As that very long, but also very short week in ICU went on, we knew that things weren't looking good, but were still holding onto the hope that Noah would get well. I am so glad that Aaron was able to take that whole week off work so that we could spend that time together - just the three of us. We had visitors during the week, and the boys would come down and visit with family and friends, but it was a special week just being to concentrate on Noah together. Whenever Noah had been in hospital before that, it was close to home, so it meant that one of us would stay in hospital with him, while the other one would take the other boys home for the night. Because ICU was two hours from home, we didn't have that option, and in lots of ways it was a blessing as it meant the three of us could be together.
Every day is hard without Aaron and Noah, but anniversaries are particularly hard. I always find that the days leading up to the anniversaries of their death and their birthdays, are harder than the actual day. This year I've been feeling a lot stronger than other years. For me it has gotten easier as the years have gone on, and I don't really focus on the date very much, but was aware that October was coming up, so just made sure that we kept busy in the lead up to today.
Even though it's easier in some ways, it's also harder in other ways. I have found that the grief isn't so raw anymore, but the days are very long and lonely, and it's hard to imagine how I'm going to get through the next forty or fifty years without Aaron and Noah around.

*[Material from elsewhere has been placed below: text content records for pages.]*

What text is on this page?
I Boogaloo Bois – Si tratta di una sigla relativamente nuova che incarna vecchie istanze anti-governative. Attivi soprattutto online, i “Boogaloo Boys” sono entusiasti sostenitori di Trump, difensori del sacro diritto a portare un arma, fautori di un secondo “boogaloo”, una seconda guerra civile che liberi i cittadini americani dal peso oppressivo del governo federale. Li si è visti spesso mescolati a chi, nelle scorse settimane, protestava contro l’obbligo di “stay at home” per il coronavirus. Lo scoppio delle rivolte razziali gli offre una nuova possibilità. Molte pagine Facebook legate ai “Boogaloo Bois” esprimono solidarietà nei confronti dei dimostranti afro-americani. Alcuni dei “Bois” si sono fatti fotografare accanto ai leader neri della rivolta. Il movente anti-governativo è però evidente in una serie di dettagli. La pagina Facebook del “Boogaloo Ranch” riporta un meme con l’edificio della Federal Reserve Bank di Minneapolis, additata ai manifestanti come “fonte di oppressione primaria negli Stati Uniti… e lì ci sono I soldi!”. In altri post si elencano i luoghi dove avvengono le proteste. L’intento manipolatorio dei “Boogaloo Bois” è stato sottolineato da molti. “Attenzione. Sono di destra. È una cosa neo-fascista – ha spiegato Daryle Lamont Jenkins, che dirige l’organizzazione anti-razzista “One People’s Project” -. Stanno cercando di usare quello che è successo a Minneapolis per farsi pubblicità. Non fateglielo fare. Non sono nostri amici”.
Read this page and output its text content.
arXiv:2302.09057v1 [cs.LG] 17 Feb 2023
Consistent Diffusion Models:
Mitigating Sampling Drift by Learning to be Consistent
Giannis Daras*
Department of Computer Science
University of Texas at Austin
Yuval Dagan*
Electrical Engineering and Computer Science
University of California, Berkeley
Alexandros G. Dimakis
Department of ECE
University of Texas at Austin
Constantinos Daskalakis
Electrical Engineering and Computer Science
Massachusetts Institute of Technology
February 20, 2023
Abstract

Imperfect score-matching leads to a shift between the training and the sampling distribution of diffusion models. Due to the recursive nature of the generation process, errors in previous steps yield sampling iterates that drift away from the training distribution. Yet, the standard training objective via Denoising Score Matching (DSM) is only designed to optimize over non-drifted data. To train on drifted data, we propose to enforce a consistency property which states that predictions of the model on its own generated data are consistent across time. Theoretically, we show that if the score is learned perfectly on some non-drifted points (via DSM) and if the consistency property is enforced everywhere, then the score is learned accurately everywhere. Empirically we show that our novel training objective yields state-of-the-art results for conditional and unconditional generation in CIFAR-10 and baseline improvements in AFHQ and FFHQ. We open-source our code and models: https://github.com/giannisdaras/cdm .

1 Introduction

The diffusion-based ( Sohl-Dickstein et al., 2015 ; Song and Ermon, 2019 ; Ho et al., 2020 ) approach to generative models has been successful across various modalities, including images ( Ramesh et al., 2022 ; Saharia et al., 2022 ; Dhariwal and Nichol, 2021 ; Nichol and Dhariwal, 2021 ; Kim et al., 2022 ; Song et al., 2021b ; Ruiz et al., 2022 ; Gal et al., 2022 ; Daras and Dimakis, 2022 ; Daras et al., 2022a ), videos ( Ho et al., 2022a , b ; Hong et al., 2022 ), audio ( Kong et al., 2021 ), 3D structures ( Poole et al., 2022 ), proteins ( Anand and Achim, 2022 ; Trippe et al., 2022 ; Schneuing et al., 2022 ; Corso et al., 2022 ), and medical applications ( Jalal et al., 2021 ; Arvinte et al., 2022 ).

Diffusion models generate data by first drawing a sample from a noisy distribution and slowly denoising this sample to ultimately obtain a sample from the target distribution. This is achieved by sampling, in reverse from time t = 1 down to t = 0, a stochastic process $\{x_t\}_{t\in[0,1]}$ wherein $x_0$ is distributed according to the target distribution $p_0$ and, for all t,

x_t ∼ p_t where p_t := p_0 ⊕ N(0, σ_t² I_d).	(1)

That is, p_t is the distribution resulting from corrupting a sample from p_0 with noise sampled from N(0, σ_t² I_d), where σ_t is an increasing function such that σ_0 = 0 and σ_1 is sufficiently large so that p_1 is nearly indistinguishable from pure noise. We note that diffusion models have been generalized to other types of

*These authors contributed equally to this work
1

It's crazy to think that just four years ago my days and nights were consumed with cuddling Noah, medications, dealing with seizures, appointments, admissions to hospital, lifting him, suctioning, doing physio and trying to give my boys time as well. When he passed away a huge hole was left in our lives and hearts, and we found ourselves with so much time, but not wanting it.
We couldn't believe how 'easy' life was without Noah in that we no longer had to watch the clock all day to give feeds or medications. But even though it was easy in that way, it was harder than it had ever been, as we had to learn to live without him. We wondered why people complain that they have no time to do anything, and kept commenting on how easy people's lives are when they don't have someone to care for. Of course I know that is not the truth, but at the time we just didn't know what to do with all the time we now had on our hands.
Now it's hard to remember at times how life was four years ago. Because we live in a house that Aaron and Noah never lived in, it's hard to imagine them here. Our lives are so different now, and it feels like so long ago that they were here, but also like they just left a little while ago. A couple of weeks ago I was telling someone that I became a widow almost four years ago, and I felt like saying 'four years is like four months....it's still hard'. But to a stranger I wonder whether four years sounds like a long time. It is a long time, but when I think about how many more years I need to live without them, I get overwhelmed with how I'm going to do it.
I guess that the only way I know how to do it, is to continue to take it day by day. There are times when I don't want to leave the house, and want to hide from the world, and there are times when I know that is going to make things worse. So for anniversaries I have made sure that we always go out and do something to keep busy, and to have fun together. We are lucky that Noah and Aaron's death anniversaries both fall during school holidays.
I had been keeping my eye on the weather forecast all week, and was happy to see that today was going to be sunny. It's definitely not really warm enough to hang out at the beach very much just yet, but I didn't care. I find the beach so therapeautic, so today we headed to the beach.
Harri and Kobe were in heaven as they played footy on the beach all day, and were brave (or silly!) enough to get in the water.
We decided to go to a beach where we could take Milly. I always feel so guilty when we are on holidays, if we go out and leave her at home all day. Who would've thought I would plan my day around a dog! She was also loving it.
I asked Jalen to take a photo of me and Milly together, and she was supposed to be looking at the camera, but kept licking me! Yuck!
Harri, Kobe and I LOVE the beach and could stay for hours and hours, but Jay hates it. He's sure he must be adopted as he's so different to the other boys, in so many ways! Other than taking Milly for a walk, he was happy to stay in the tent (out of the small breeze!) the whole time we were there. It's like he's allergic to the sun and sand ;)
Before we left we wrote Noah's name in the sand.
Kobe was so keen to write his own message and wrote: 'Noah King anniversary 4 years ago'. He often asks me to tell him how Noah died, as he can't really remember it, which is a good thing. But it makes me sad to know that he doesn't really remember Noah. We talk about Noah and Aaron all the time though, so he feels like he knows them.
We were at the beach for about four hours, and it was such a lovely day.
When we got back to town we grabbed some helium balloons, and went up to the cemetery.
It was lovely to see photos of my friend Simone's family with balloons for Noah, while they were interstate.
She also dropped in a beautiful bunch of flowers and a lovely card for us.
When I was asking the boys what they wanted to do for Noah's anniversary, Harri said we should go to Hogs Breath for tea. It was a good way to finish off the day.
I hope that Noah and Aaron were side stepping together today. We love and miss them both so much.